The story is well known: after having defended tooth and nail the idea of a highway tunnel between Quebec and Lévis, after having sworn that nothing — and especially not science! — would hinder the fulfillment of this absurd promise, the CAQ of François Legault pitifully abandoned one of its key commitments, defeated by the evidence. Barely a few months after an election campaign where the promise had been repeated ad nauseam by all the candidates, the CAQ decision could only arouse indignation, even in the ranks of the fiercest opponents of the project: the return to common sense covered all appearances of political maneuvering.
To put it modestly: in these circumstances, the late unveiling of the results of traffic studies seems to stem no longer from procrastination, nor from simple electoral strategy, but rather from political ruse. We also learned, on May 4, that the possibility of a link reserved solely for public transit was being studied as of June 2022. Therefore, the Prime Minister’s unshakable profession of faith appears overplayed at best, misleading at worst. .
To say this is not to debase politics; it is to take it as it is. The lesson is old: the Commentariolum petionisthis fascinating campaign manual attributed to Quintus Cicero and written for his brother, Cicero, the famous orator, expresses it with absolute clarity and disarming frankness.
In this booklet, Quintus delivers a summary of all the electoral maneuvers to which a candidate must consent if he wishes to reach the consulate, a prestigious magistracy which constitutes one of the peaks of the career of honors under the Roman Republic.

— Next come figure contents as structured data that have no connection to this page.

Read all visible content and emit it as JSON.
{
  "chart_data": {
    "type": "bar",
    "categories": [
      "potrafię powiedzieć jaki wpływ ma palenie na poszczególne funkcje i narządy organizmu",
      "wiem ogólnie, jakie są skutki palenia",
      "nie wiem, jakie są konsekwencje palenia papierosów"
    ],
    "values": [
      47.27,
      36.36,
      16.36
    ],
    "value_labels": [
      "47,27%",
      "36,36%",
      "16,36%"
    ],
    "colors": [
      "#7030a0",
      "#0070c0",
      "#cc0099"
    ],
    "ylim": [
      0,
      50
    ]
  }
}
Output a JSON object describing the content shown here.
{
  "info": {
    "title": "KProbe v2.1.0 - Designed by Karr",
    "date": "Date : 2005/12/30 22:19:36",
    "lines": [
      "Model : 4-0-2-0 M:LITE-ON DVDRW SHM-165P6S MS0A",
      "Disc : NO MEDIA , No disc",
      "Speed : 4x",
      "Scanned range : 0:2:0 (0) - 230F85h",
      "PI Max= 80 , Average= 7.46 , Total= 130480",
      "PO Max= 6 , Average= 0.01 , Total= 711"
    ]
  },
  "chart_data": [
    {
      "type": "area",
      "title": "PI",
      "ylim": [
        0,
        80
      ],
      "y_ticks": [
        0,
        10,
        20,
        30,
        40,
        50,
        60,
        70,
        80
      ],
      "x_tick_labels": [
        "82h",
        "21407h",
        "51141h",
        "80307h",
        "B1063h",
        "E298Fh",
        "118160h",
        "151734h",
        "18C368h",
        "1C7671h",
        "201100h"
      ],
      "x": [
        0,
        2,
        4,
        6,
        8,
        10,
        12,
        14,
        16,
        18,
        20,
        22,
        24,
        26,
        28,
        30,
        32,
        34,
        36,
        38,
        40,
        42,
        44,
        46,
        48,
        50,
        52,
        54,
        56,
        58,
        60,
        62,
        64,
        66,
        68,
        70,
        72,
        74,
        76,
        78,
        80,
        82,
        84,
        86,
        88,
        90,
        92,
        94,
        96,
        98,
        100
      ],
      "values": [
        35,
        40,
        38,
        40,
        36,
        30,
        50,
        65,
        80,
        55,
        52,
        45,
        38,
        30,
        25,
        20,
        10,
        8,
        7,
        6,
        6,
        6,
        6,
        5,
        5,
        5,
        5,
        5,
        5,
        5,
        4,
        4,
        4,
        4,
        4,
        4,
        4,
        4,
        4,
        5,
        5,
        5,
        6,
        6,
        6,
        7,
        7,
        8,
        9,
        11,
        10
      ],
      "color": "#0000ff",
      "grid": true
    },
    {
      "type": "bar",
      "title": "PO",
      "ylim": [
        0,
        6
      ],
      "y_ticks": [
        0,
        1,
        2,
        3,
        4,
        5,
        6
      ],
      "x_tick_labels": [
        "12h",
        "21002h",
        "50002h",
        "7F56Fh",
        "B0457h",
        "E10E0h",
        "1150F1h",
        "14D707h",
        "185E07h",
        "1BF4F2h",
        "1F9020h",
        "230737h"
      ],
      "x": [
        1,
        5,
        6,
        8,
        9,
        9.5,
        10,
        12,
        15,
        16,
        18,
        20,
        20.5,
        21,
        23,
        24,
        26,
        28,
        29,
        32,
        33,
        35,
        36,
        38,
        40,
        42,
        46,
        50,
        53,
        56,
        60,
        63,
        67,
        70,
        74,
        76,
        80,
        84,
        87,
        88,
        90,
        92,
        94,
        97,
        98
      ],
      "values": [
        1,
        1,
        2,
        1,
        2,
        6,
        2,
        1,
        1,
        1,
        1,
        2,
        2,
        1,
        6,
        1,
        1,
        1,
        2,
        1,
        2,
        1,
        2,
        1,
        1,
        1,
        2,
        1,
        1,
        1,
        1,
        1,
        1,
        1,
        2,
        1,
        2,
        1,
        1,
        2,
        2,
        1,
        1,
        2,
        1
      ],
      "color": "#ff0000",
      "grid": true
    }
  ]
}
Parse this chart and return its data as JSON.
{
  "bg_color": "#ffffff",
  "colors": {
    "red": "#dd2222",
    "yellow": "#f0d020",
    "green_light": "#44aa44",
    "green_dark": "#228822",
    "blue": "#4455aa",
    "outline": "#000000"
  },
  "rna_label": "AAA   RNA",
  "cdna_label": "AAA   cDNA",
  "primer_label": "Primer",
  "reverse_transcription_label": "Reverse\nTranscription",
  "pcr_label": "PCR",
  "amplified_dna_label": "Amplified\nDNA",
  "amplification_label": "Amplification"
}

Written in 64 BC. J.-C., the manual could be the work of one of our political advisers or specialists in modern communication so much the things changed little, of the campaign of smearing with the walkabouts. “The intrigue of the magistracies”, explains Quintus, “comprises two kinds of activity: one consists in ensuring the devotion of its friends, the other in ensuring the favors of the people”. Let’s move on to the first, quite comparable to those dense networks of relationships that our politicians weave in order to finance and support their campaigns, made up of a thick web of favors received, returned or to be returned, with which even the most honest politicians soon find themselves or later prisoners.
Let us rather dwell on the conquest of popular favor — we would say: of the electorate — which requires “that we know the voters by name, that we know how to flatter them, that we are assiduous, that one is generous, one excites public opinion, one awakens political hopes”.
At a time and in a province where the almost transactional “promises” of Roman senators and magistrates, quite well summed up by the famous expression of Juvenal – “bread and games”! —, would not be out of place, here is the shadow of this third link so belatedly denied, local hope skilfully maintained, become an object of polarization within a skilfully spurred opinion.
“Men”, wrote Quintus Cicero, “do not only want to be made promises […], they still want us to do them generously and in terms that honor them”. What was this tunnel, in fact, if not an expensive flattery intended to fill up the votes in a key electoral region, which likes to paint itself (because it is encouraged to do so with the backing of rowdy chronicles and vengeful radio shows) eternally neglected against a largely fantasized rival metropolis—Montreal?
A politician in the campaign must promise to be elected: to put it in the words of the Commentariolum petionis, “we like a lie better than a refusal”. Political activity, especially electoral activity, can unfortunately be reduced to a brutal actuarial calculation, to an assessment of risk. “This risk”, Quintus tells us, “if we make a promise, is uncertain, remote”. On the other hand, to ignore a request, not to promise, is to make “enemies for sure, and on the spot, and in greater numbers.”
The operation is basely down to earth: as “one is much more irritated against those who refuse than against a man whom one sees prevented”, one will promise now to give up later. All you have to do is find an impossibility, a pretext: the pandemic, the reduction in road traffic, the predictable results of a long-delayed study. It is not then to show proof of courage to abandon the promised project: it is to carry out the strategy to its term, to play the political game.
It happens, however, that we play badly, that the calculation is too coarse, too obvious, and that loses the one who thought he was the winner. Anyone who has studied public opinion knows that politics is also a matter of feelings and that disappointments, like grudges, can be tenacious.